Another day, another no vote.
After near-unanimous Republican congressional opposition to President Barack Obama’s stimulus package and a week dominated by headlines of GOP governors poised to reject stimulus funding, House Republicans followed up with another resounding “no” on the $410 billion omnibus spending package Wednesday.
This time, though, 16 members broke from the party line on a vote Minority Whip Eric Cantor had urged his colleagues to reject. And the cracks in the facade appear to be the first public signal of Republican rank-and-file squeamishness with a remarkably high-risk strategy that promises an uncertain return.
For Republicans, a central question looms: Is saying no to Obama’s agenda the way to get voters to say yes to an already beleaguered GOP brand?
Despite two consecutive election thrashings, and despite Obama’s high approval ratings and their own low standing, Republicans have wagered that the return to the majority is paved by unwavering opposition to further spending, an audacious bet that won’t pay out for another 21 months.
If Republicans are right, the economy will remain in tatters and voters will recognize in 2010 that the recovery was delayed by profligate Democrats and their president.
If the GOP is wrong, however, and the economy begins to show signs of life, the resistance will be easily framed as reflexive obstructionism, the last gasp of an intellectually bankrupt party.
The timing only heightens the stakes. Midterm elections are traditionally hostile to the party in power, which means Republicans will have a wind at their back for the first time in six years. But 2010 is also the election cycle that, across the nation, will begin laying the groundwork for the decennial congressional and state legislative redistricting, raising the prospect that, if Republicans are wrong, they could find themselves consigned to minority status for close to a generation.
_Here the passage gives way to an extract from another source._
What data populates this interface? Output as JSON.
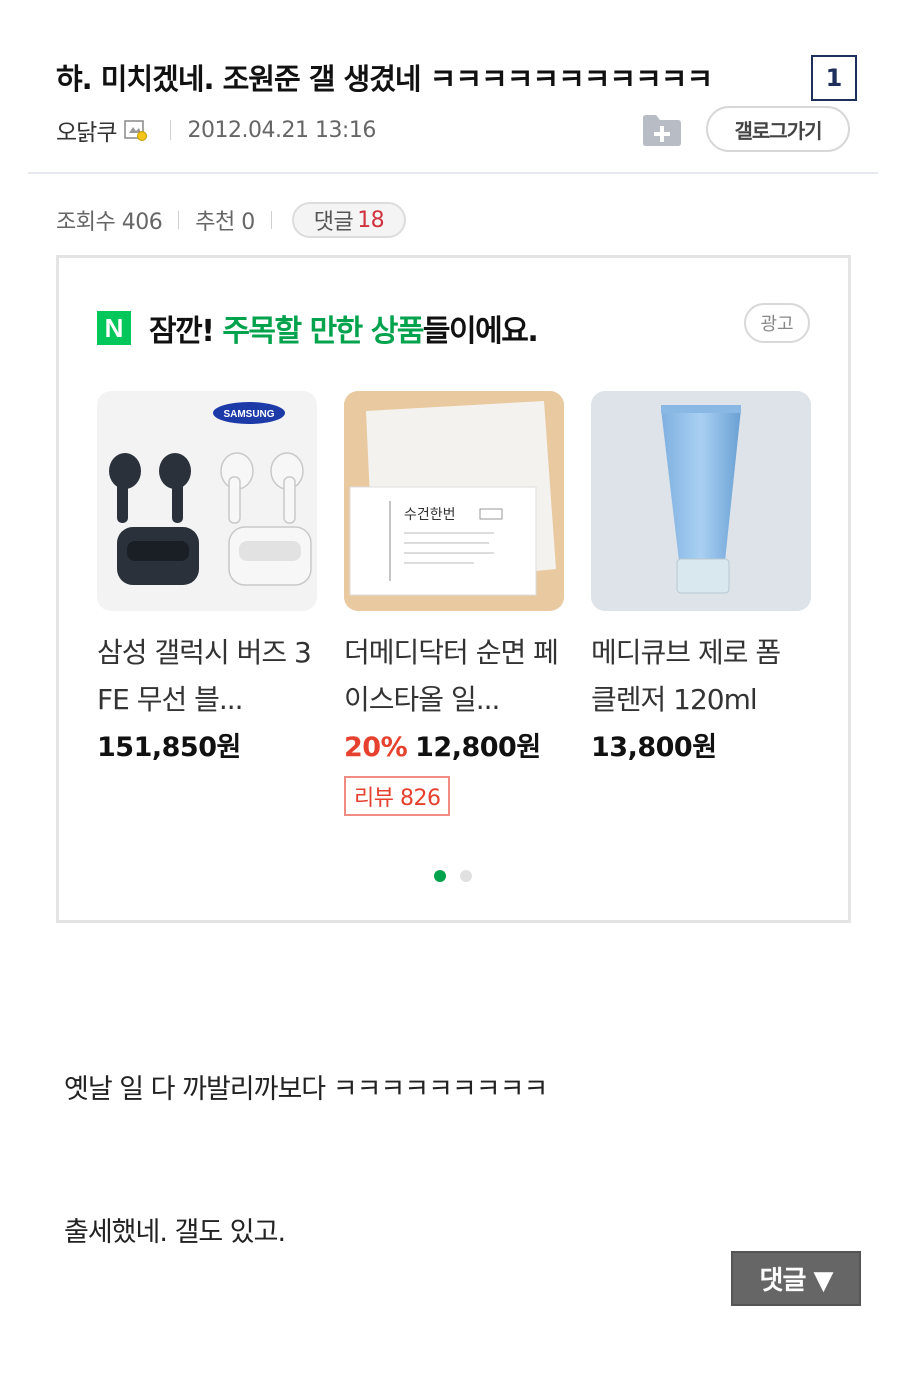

“They just seem to be sitting back and waiting for the Democrats to come up with the plan so they can look for something to shoot at,” said House Majority Whip Jim Clyburn (D-S.C.), who is locked in a battle with his home stategovernor, Mark Sanford, over money for unemployment insurance. “They’re making a calculated decision to just say ‘no.’”
Republicans don’t readily concede the risks inherent in their approach. In an acknowledgment of Obama’s popularity, they are carefully drawing distinctions in what exactly they oppose and trying to avoid going up against Obama’s formidable personal charisma.
“I think there is a rift between the popularity of the president and the unpopularity of Speaker [Nancy] Pelosi,” said Rep. Mark Kirk (R-Ill.). “[People] are pro-Obama, anti-stimulus.”
In some instances, Republicans also are trying to counter Obama on process, rather than on issues that may have broad popularity among their constituents. In the House, GOP leaders continue to complain that Democrats have blocked them from participating and have sought to draw contrasts with Obama’s rhetoric as he promises to tackle the massive budget deficit.
“This is fiscal responsibility week and you foist 9,000 earmarks on us?” said Kirk, who sits on the Appropriations Committee. “This seems poorly coordinated.”
The problem, of course, is that plenty of those earmarks are directed toward Republican-held districts. Indeed, anticipating a line of Democratic attack, Cantor warned his fellow Republicans on Tuesday not to “allow a $500,000 earmark or pet project to be used as a bribe for your vote on this reckless $500 billion omnibus bill,” according to the notes of someone who attended the closed-door meeting at the Capitol Hill Club.
And the distinctions between Obama and Pelosi will become harder to draw with each ensuing vote, including another later this week on an additional White House priority: housing legislation that would make it easier for bankruptcy judges to rework the terms of a primary home loan.
Only one Republican — Ohio Rep. Michael Turner, whose home state has been ravaged by the economic downturn — has signed on to the bill, and GOP leaders may whip against it when it comes to the floor later this week, members and aides said Tuesday.
The most controversial change would allow bankruptcy judges to modify mortgages for a homeowner’s primary residence. Republicans, along with their allies in the lending industry, oppose the measure because it would reduce the amount of money owed on the house. These reductions will result in higher mortgage costs for all homeowners, opponents argue.
Supporters of the change argue that this is the easiest way to keep people in their homes without committing taxpayer funds — a strategy that could save strapped homeowners and over-leveraged lenders alike by helping the housing market find its bottom.
Either way, it’s a complex issue that isn’t easily explained and again raises the risk of fostering an image of the GOP as the party of no, rather than a party of competing ideas — and as a party that is hardhearted in its approach toward the nation’s economic catastrophe.
“That’s certainly a discussion [Republicans] are having,” said Rep. Dave Reichert (R-Wash.). “Certainly people are paying attention to some of the media commentaries who are saying we are the party of no.”